Java Platform Module System

Alex Buckley alex.buckley at oracle.com
Mon May 1 20:17:32 UTC 2017


On 5/1/2017 12:40 PM, Stephan Herrmann wrote:
> Asked differently: when it says
>       "Generally, the rules of the Java programming language are
>        more  interested  in  dependences  than dependencies."
> which are the aspects where the rules of the Java programming language
> *are* interested in dependencies?

I'm sorry that this attempt to be helpful -- to distinguish the popular 
term "dependency" from the actual term "dependence" used by the JLS -- 
is causing so much confusion. The JLS has always contained rather 
open-ended text intended to add color rather than to specify an 
implementation. But to answer your question: When we fix up readability 
in the API, I expect the JLS will then speak more about the dependencies 
which result from resolution and are more numerous than the dependences 
expressed with static 'requires' directives.

>>> - Another reference links "automatic modules" into JLS and will probably
>>>    link to ModuleFinder.of(Path...), right?
>>
>> This text is also an informative note.
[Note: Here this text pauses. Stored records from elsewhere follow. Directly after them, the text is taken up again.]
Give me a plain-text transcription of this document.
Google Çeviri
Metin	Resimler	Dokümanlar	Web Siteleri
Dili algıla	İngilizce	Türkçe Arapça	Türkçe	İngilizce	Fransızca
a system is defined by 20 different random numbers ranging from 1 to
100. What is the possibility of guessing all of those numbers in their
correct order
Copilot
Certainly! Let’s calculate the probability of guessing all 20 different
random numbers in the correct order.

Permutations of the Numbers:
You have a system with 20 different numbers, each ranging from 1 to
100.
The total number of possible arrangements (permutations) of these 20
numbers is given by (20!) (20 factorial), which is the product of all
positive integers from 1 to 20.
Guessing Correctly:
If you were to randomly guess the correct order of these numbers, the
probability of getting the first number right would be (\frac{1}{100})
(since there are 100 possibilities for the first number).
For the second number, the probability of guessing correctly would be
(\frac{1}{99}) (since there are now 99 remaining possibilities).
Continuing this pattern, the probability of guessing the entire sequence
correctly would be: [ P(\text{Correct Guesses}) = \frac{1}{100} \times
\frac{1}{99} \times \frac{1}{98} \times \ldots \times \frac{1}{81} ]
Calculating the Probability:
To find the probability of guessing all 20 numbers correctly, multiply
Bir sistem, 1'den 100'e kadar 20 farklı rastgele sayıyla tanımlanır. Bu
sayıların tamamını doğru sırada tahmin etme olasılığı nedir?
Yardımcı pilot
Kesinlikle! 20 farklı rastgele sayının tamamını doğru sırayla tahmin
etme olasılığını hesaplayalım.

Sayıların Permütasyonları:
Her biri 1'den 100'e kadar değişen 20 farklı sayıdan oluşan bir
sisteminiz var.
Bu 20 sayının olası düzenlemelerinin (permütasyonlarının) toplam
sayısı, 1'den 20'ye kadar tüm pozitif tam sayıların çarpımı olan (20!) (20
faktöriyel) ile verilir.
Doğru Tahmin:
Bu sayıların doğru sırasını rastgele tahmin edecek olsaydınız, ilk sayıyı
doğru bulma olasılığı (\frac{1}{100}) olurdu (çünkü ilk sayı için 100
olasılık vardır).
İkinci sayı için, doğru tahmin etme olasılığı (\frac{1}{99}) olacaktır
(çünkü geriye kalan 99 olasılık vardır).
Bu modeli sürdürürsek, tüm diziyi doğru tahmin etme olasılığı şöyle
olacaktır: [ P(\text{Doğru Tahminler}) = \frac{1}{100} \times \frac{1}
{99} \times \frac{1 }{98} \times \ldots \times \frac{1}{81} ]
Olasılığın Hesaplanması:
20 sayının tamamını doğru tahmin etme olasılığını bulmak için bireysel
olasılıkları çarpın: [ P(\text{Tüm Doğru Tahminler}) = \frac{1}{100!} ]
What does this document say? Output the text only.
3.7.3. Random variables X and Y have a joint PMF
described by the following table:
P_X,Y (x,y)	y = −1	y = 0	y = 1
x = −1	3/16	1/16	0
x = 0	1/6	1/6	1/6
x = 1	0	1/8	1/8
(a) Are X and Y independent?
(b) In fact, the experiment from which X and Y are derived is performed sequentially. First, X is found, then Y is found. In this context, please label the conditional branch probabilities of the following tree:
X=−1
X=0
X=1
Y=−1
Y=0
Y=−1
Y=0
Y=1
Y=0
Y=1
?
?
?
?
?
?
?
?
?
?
Automatic modules are
>> discovered through ModuleFinder.of, sure, and they appear in other
>> places in the java.lang.module API too -- but none of that is the
>> point of the note. The point of the note is that the developer
>> doesn't specify 'requires' any differently for an automatic module
>> than for an explicit module.
>
> You make it sound as if automatic modules are relevant only at runtime.

Huh? The JPMS is assumed to be present at compile time, not just run 
time. And automatic modules are a feature of the JPMS.